Kevin mentioned in his last email to me that “Barking Squirrel…is actually our least distinctive product” and that “We were trying to walk the line between over the top and saleable, which as you realize does need to happen to stay in operation.” I appreciate that it is the brewery’s least distinctive brand — I’ve sampled others which I’ve enjoyed much more — but in the second decade of the 21st century, I question the notion that a lack of distinction is any longer necessary in a flagship brand. When last I checked, Sierra Nevada was selling well in excess of 600,000 barrels a year of distinctive products, and Stone Brewing has as its flagship a 7.2% alcohol monster. Even in Ontario, where Barking Squirrel is sold, some of the fastest growing breweries make no apologies for the assertiveness of their main brands. The “entry level beer” is, I think, very much a 1990’s concept, and one to which I believe the wise craft brewery owner and manager need no longer subscribe.

Is Barking Squirrel craft? I still don’t know. Does it straddle unnecessarily the line between craft beer consumer and big brewery acolyte? On that front, I would answer yes.


The Origins of “Craft”

One of the hot topics of beer blogger and beer blog commentator conversation of late has been the origin of the term “craft beer.” On more than one occasion it has been suggested that this is purely a North American term — which will come as a complete surprise to all the Italian, Danish, Japanese, etc. breweries which employ it regularly — and it has also been described as a marketing term invented by Americans.

Thus, it was with great interest that this morning I came across the following lines from Michael Jackson’s The World Guide to Beer, first edition, circa 1977:

A weighty heritage…in the Region du Nord [of France] craft-brewing survives, and there are one or two superb top-fermented specialty beers.

There you have it, craft used in direct association with brewing by a British writer referring to a European country, in the book that served as introduction to the world’s greatest beers for an entire generation of consumers, yours truly included.

I hope that settles that.

Again with the Black Whatever

Yesterday on Facebook, I posted a tongue-in-cheek link noting the new “black kölsch” just released from the St. Arnold Brewing Company of Texas, and saying that somewhere Ron “Shut Up About Barclay Perkins” Pattinson was popping a blood vessel. (Just joking, Ron. I sincerely hope you weren’t.)

Turn out, it wasn’t Ron who threw a wobbler, but Velky Al. And I’ve got to add, with good reason. Al does note that there is a convention governing what may be called a kölsch, and that even though the U.S. is not bound by said convention, it is, like those governing Champagne and Bordeaux, a matter of respect to do so. More broadly, he duly observes that there is nothing in the convention about a beer being black.

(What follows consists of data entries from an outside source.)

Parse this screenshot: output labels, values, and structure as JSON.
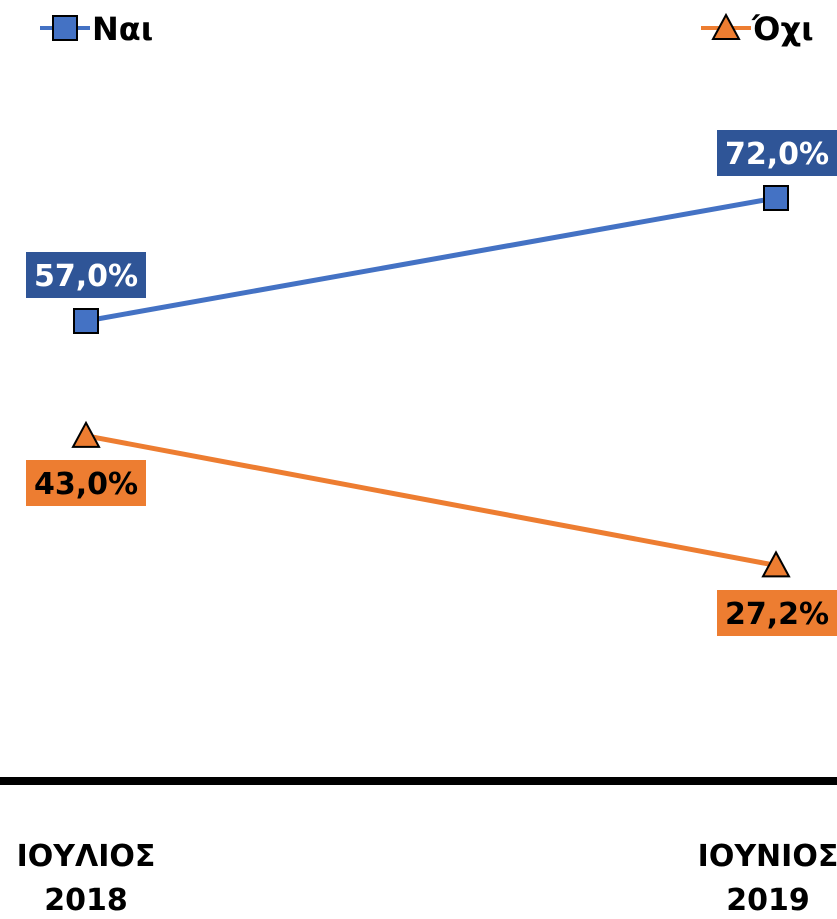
{
  "chart_data": {
    "type": "line",
    "categories": [
      [
        "ΙΟΥΛΙΟΣ",
        "2018"
      ],
      [
        "ΙΟΥΝΙΟΣ",
        "2019"
      ]
    ],
    "series": [
      {
        "name": "Ναι",
        "values": [
          57.0,
          72.0
        ],
        "labels": [
          "57,0%",
          "72,0%"
        ],
        "color": "#4472C4",
        "label_bg": "#2F5597",
        "label_fg": "#ffffff",
        "marker": "square"
      },
      {
        "name": "Όχι",
        "values": [
          43.0,
          27.2
        ],
        "labels": [
          "43,0%",
          "27,2%"
        ],
        "color": "#ED7D31",
        "label_bg": "#ED7D31",
        "label_fg": "#000000",
        "marker": "triangle"
      }
    ],
    "ylim": [
      0,
      100
    ],
    "grid": false,
    "legend": "top"
  }
}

Without getting bent out of shape about it — it is Friday, after all — I must agree wholeheartedly with not just Al’s words, but also what I infer is the sentiment behind them, specifically this obsession with defining new styles and “innovations,” even is such things involve only the addition of a bit of black malt. As Jon Stewart might say, “Brewers, come over and meet me at camera three.”

Listen, I understand that you want to make your beers stand out and that, in the wake of the “black IPA” juggernaut that is sweeping the land, using the word “black” in front of pretty much any traditionally blonde or amber style is one way to do it. But in so doing you are forgetting that the vast majority of the beer drinking populace doesn’t yet know all of the basic beer styles, much less the 100+ offshoots recognized by the Association of Brewers today. Thus, creating more styles, especially faux styles like “black kölsch,” makes matters more confusing for the beer buying public. In short, you’re not clarifying, you’re confounding!

I like new beers. I like weird beers. I like challenging beers. What I don’t like is the seemingly irrepressible need of some, perhaps most craft brewers to create a new beer “style” with every release.